¿What are Smart Contracts and what are they for? Before talking about what a smart contract is, it is necessary to understand why it was created Bitcoin.
Bitcoin, the first cryptocurrency on the market, it was created by a person (or group of people) named Satoshi Nakamoto, in 2009. However, long before that, back in 1983, a group of people already began to think that the world, in the future , you would need a digital currency.
This group of people later became called Cypherpunks and they wanted to create a digital currency that was decentralized, that is, controlled by no one, just the computer code and all the users of that code.
Its objective was to eliminate intermediaries and thereby guarantee trust, because if no one is the 'owner' of a currency, everyone is the owner and works for the common good. With this idea Bitcoin was born.
Shortly before Bitcoin was born, the same cypherpunks also discussed that they needed to create ways to establish self-executing contracts, that is, a contract that, when the clauses were fulfilled, would not need to rely on the goodwill of the other party to fulfill the contract. I would run alone.
To give an easier to understand example, think of the lottery. When you buy the lottery ticket and win, you have to wait for someone to pay you the prize as soon as you present the winning ticket. In the case of a smart contract this does not happen. As soon as they give you your ticket, the prize will automatically go to you, without depending on anyone.
That's what the cypherpunks thought, that in the era of the massive internet (as we have it today) people would need smart contracts because there would no longer be physical limits and negotiations, operations and all life would be done digitally.

The Cypherpunks were the precursors to the creation of Bitcoin and smart contracts.
What are Smart Contracts and what are they for?
Therefore, the term smart contract or “smart contract” it can refer to any contract that is capable of being executed or executed by itself, formalizing negotiations between two or more parties, without centralized intermediaries.
In this sense, a smart contract is nothing more than a code that can define strict rules and consequences in the same way as a traditional legal document, establishing the obligations, benefits and penalties that can be owed to any of the parties in several different. circumstances, providing reliability in the relationships between the network.
Do you remember our lottery? So, for example, in the smart contract it would be programmed that a certain ticket would be delivered and that the prize would be US$10. Upon finding the winning ticket, the winner would only need to scan the QR Code and enter the data to receive the prize and that's it, upon receiving the winner's information and validating the ticket information, the smart contract itself would deliver the prize to the winner. .
Therefore, in a smart contract, the clauses must be partially or fully self-executing, self-binding, or both. Once these requirements are met, the smart contract technology can proceed with the automatic completion of transactions.

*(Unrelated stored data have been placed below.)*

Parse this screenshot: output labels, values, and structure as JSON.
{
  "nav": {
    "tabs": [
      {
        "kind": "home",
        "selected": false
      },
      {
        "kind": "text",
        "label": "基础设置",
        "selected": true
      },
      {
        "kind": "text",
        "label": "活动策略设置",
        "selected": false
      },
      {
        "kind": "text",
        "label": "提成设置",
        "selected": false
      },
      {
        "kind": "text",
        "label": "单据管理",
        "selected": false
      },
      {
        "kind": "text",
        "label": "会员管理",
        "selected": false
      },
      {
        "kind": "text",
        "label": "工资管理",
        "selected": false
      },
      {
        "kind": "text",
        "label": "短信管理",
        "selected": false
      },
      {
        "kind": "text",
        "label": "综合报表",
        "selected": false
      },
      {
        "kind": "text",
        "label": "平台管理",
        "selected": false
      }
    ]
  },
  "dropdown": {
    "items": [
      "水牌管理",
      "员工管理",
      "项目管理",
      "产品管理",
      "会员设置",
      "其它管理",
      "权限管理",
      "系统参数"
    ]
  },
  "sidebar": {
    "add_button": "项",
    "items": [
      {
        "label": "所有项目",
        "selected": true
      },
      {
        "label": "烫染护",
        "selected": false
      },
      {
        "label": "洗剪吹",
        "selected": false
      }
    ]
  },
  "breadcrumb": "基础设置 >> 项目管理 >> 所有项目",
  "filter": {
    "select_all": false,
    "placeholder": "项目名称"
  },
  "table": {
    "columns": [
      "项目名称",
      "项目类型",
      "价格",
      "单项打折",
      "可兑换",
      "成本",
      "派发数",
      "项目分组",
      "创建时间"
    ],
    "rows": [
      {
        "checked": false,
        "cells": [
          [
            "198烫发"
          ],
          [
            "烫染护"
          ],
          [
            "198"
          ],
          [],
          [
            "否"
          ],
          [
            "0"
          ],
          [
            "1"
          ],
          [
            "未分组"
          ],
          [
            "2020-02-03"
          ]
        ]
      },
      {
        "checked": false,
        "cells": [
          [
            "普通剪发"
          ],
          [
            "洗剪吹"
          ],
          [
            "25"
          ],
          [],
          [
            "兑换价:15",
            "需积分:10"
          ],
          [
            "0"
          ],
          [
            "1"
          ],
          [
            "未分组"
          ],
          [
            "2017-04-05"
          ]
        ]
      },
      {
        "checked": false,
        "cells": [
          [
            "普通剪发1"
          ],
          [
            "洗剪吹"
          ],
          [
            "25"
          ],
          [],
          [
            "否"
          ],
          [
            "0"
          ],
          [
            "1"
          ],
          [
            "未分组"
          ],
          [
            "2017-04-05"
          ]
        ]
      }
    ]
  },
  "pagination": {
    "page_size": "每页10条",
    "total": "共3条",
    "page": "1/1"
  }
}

Thus, the smart contract, by solving the problem of trust without the need for a third party or centralized intermediary, can reduce transaction costs and prices for the consumer, as well as increase the freedom of businesses to be managed in the way they want. companies want. the people involved in the process want something better.
What are Smart Contracts and what are they for? ethereum
Ethereum was the first major open smart contract platform which allowed any developer to use its tools to create their own smart contract. Nowadays, Ethereum has many competitors like Cardano, Solana, Klatyn, among others, but all with the same goal, to allow developers to create solutions to automate contracts and eliminate intermediaries.
Therefore, the Ethereum platform allows developers to create programs and execute them with the basic features of Blockchain technology using smart contracts to perform actions automatically with the conditions previously established in the algorithm.
Among the uses of smart contracts, they can: manage user agreements, provide utility to other contracts, be used as multi-signature accounts, and store information about an application. Therefore, smart contracts can be used in various situations, such as:
1- Logistics and supply chain
2- Copyright
3- Elections
4- Internet of Things (IoT)
5- Property Laws
6- Financial services
7- Insurance policies
One of the main advantages of smart contracts is undoubtedly autonomy. That is because you can solve everything yourself, without the need to hire intermediaries in the negotiations. In addition, we have the advantage of security, since the documents are encrypted and distributed through the nodes of the network.
That is, it cannot be lost or changed without permission. Another advantage is that trading with smart contracts is much faster than the traditional way where you have to spend a lot of time to do the document processing manually.
In addition to saving time, we also save money, since you don't have to hire a middleman. On the other hand, as a disadvantage we have the human factor, the uncertain legal status and the implementation costs.
The human fact refers to the fact that the code is written by people, who can make mistakes and once the contract is in the blockchain it is impossible to make changes. The uncertain legal status is a disadvantage, as it means that the government has not yet regulated this process. Finally, we have the implementation costs, resulting from the expenses with the programming of the contracts.